Synchronous Digital Systems

Synchronous Digital Systems are made up of two basic types of circuits. Combinational Logic circuits, and state elements. **Combinational logic** circuits change based on their inputs after whatever propagation delay is associated with them. Their like a function.

### **State Elements**

**State elements,** on the other hand can *remember* their inputs even after the inputs change. State elements change value based on a *clock signal*.

#### **Clock:**

- Rising Edge: Time when the clock switches from 0 to 1
- Falling Edge: Time when the clock switches from 1 to 0.
- Clock Period: Time between rising edges.
- Clock Frequency: Number of rising edges per second.

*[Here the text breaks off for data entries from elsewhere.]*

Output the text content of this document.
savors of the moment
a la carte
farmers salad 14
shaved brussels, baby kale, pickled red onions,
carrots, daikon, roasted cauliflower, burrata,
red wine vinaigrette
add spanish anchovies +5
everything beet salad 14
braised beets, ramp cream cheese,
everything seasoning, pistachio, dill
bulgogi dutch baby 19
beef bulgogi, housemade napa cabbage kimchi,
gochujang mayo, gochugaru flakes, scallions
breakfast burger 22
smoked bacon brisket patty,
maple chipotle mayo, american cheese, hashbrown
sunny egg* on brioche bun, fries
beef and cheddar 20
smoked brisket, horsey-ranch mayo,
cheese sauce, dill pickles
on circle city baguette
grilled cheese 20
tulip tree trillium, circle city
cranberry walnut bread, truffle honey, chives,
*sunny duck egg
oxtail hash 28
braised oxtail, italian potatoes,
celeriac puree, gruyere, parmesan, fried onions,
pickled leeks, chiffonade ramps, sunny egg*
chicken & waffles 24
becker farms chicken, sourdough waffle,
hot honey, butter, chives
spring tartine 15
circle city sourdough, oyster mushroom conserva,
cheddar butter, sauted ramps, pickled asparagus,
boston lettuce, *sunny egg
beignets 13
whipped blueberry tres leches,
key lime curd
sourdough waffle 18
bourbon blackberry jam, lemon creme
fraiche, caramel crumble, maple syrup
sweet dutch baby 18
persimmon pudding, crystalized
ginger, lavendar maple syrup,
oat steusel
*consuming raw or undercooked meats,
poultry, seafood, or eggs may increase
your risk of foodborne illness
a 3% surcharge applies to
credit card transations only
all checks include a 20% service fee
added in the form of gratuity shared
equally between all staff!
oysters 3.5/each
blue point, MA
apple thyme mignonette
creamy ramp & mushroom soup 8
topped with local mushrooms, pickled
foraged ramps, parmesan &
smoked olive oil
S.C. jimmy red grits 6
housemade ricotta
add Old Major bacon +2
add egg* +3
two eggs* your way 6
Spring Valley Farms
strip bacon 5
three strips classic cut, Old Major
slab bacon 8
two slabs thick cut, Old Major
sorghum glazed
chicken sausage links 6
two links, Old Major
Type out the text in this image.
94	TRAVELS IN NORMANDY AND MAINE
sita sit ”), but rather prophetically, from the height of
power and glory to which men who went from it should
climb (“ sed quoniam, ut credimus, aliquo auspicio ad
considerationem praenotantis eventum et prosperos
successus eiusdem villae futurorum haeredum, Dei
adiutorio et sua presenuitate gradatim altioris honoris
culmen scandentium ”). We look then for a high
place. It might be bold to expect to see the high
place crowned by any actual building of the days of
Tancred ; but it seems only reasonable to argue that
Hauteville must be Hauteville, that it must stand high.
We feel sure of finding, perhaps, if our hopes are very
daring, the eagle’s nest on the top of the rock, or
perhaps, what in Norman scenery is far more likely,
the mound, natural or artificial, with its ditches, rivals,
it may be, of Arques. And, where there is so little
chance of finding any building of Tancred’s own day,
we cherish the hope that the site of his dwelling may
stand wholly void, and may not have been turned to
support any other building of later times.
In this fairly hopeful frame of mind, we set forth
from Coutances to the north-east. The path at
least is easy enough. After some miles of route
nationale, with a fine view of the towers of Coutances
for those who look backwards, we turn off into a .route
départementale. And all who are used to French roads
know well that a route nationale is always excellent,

Like logic gates, registers also have a delay associated with them before their output will reflect the input that was sampled at the rising edge of the clock. This is called **clk-to-q** delay ("Q" often indicates the output.) This is the time between the rising edge of the clock signal and the time the register's output reflect the input change.

### Flip Flop

A Flip Flop is a logic element that 'stores state'. On the rising edge of the clock, the input is sampled and transferred to the output. At all other times, the input is ignored.

For circuits with multiple flip flops, the flip flop respond to the input at a single time instant when the click is at a rising edge.

#### **Time Constraints**

Flip flop sometimes have what's called time constraints. ( $t_{\text{setup}}$ ,  $t_{\text{hold}}$ ) These are **not** delays, but referred to as constraints because they must be followed inorder for the circuit to work properly. Below is the definition of the timing constraints:

#### setup time: $t_{\text{setup}}$

• This is the amount of time that the flip flop input needs to be stable *BEFORE* the positive edge of the clock.

**hold time**:  $t_{\text{hold}}$ 

• the minimum amount of time that the flip-flop input needs to be stable *AFTER* the positive edge of the clock.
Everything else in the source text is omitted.